Last Friday I went through the day with one working arm and one kinda-working arm. I drove with one arm, I carried the groceries with one arm, I cooked with one arm, and I supported the other arm when typing. C'mon - let's get our priorities straight.
My arm burned, screamed, and was grating. That is a horrific sound that I don't wish on anyone. And for the past week or so, whilst I've been two armed - my shoulder hasn't gotten much better. So on the eve of my surgery it seems appropriate that I am reflecting on the use of one arm, because as of tomorrow at about noon, when all is said and done and the last stitch is in, I will be a one-armed bandit. In a sling. In a drug-induced stupor. In the hospital. Lovely.
I was joking with my dad today while I was putting my jacket on. I was saying that tomorrow there will be many things that I can't do. As I pulled my right arm through my jacket - I screamed. And smiled. As to illustrate my point further. We laughed, but man oh man, that one hit a little too close to home.
So I've scrubbed every inch of my shoulder and about 6-8 inches in every direction from there on out with this horrid antimicrobial soap. Actually, calling it "soap" is being kind. It had a scrub brush on one side and foam pad on the other. With no clear direction, I scrubbed with both sides. My poor shoulder. And I have to repeat tomorrow morning. Between this and the vats of iodine that they will slather on my "shoulder area" (read: neck to elbow to breast bone and all places in between), my skin is going to be a wreck. I guess that's the least of my concerns.

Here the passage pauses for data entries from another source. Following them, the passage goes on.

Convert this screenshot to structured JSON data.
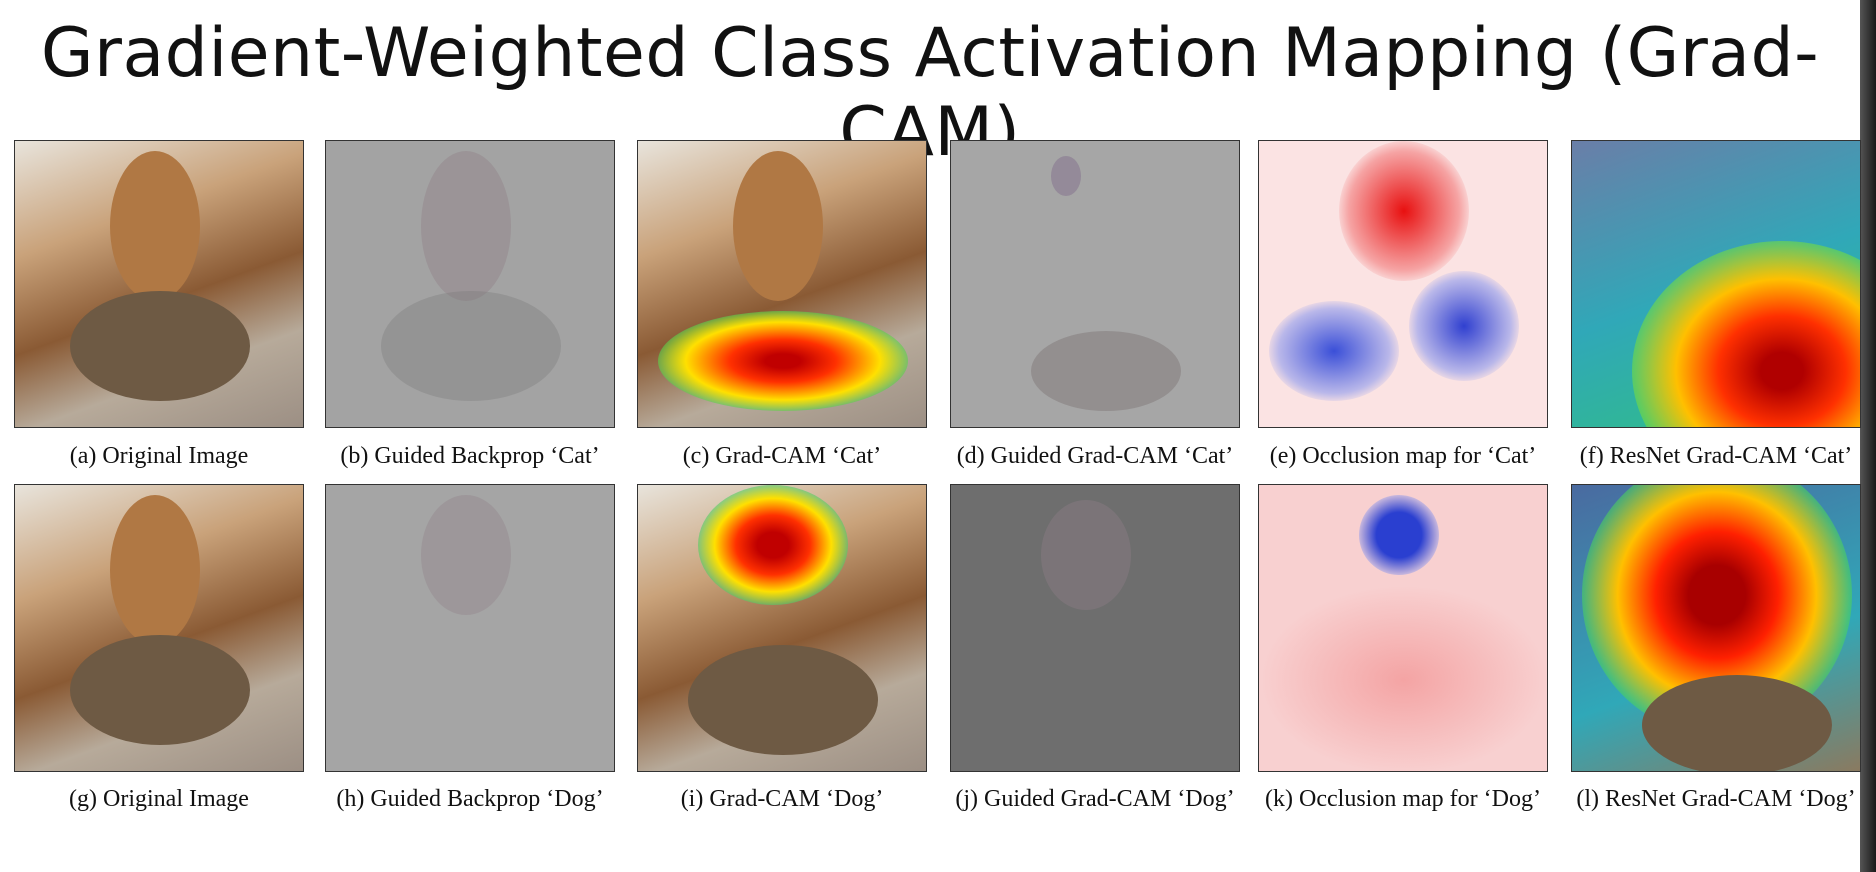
{
  "title": "Gradient-Weighted Class Activation Mapping (Grad-CAM)",
  "panels": [
    {
      "caption": "(a) Original Image"
    },
    {
      "caption": "(b) Guided Backprop ‘Cat’"
    },
    {
      "caption": "(c) Grad-CAM ‘Cat’"
    },
    {
      "caption": "(d) Guided Grad-CAM ‘Cat’"
    },
    {
      "caption": "(e) Occlusion map for ‘Cat’"
    },
    {
      "caption": "(f) ResNet Grad-CAM ‘Cat’"
    },
    {
      "caption": "(g) Original Image"
    },
    {
      "caption": "(h) Guided Backprop ‘Dog’"
    },
    {
      "caption": "(i) Grad-CAM ‘Dog’"
    },
    {
      "caption": "(j) Guided Grad-CAM ‘Dog’"
    },
    {
      "caption": "(k) Occlusion map for ‘Dog’"
    },
    {
      "caption": "(l) ResNet Grad-CAM ‘Dog’"
    }
  ]
}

I have mixed feelings. I want the pain relief that I know surgery will bring, but I don't want the 4-6 months of compromised mobility, rehab, pain and frustration.
The song that I've been thinking about lately is Beautiful Day by U2. It doesn't really make sense, except that the outpouring of love, concern and friendship leading up to my surgery has been wonderful. The rest is really going to suck, but I've made some wonderful friends over the past year, held onto my old ones and can feel the love. That makes it a beautiful day, no matter what.